De Grote Vloed was in de zomer van 2024 te zien in Oosterwijtwerd. De Mariakerk in dit dorp was onderdeel van het decor. Meer weten over de geschiedenis van deze locatie? Lees dan snel verder!
De Mariakerk
Het kleine dorpje in de gemeente Eemsdelta heeft tegenwoordig nog maar 145 inwoners. In de middeleeuwen was het echter een drukbezochte locatie. Op de wierde van Oosterwijtwerd stonden rond 1450 een borg, een kerk, een pelgrimshuis en een klooster. De Mariakerk is het enige gebouw dat is overgebleven uit die tijd en staat centraal in het decor van De Grote Vloed.

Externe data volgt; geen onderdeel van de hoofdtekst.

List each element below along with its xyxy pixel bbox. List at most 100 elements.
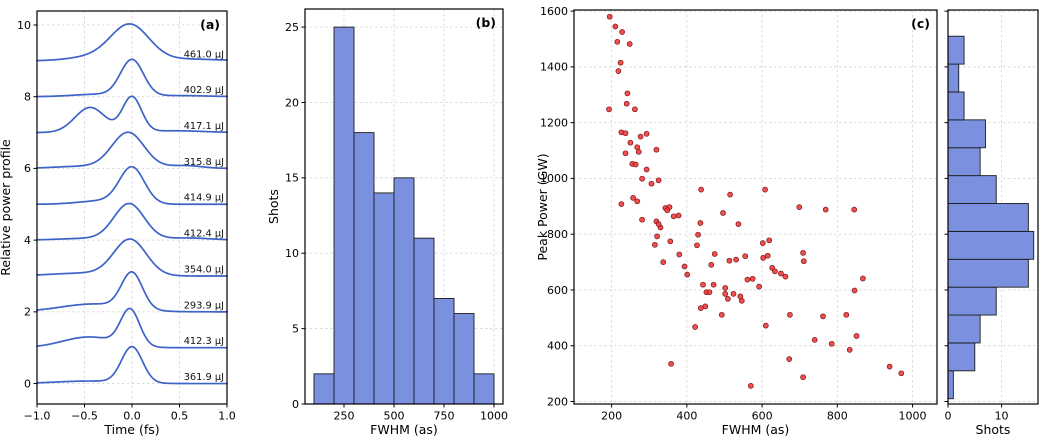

De Mariakerk in Oosterwijtwerd ontleent haar naam aan het Mariabeeld dat daar stond. Het beeld met relikwieën stond eerst in de kerk van Appingedam, maar deze veranderde van patroonheilige. In de veertiende eeuw werd het Mariabeeld overgeplaatst van de huidige Nicolaïkerk in Appingedam naar de kerk in Oosterwijtwerd. Dit zorgde voor een grote toestroom van pelgrims. Het dorp werd een bedevaartsplaats en er werd een pelgrimshuis gebouwd.
Het klooster in
Tussen 1000 en 1650 stonden er ongeveer 34 kloosters in de provincie Groningen. In Oosterwijtwerd stond een klooster van de Johannieterorde. De Johannieters in Groningen en Friesland waren anders dan die in de rest van Europa: vrouwen hadden een groot aandeel in het kloosterleven. Vrouwen zonder bruidsschat konden intreden in het klooster, wat voor veel arme vrouwen in dit gebied een goede optie was.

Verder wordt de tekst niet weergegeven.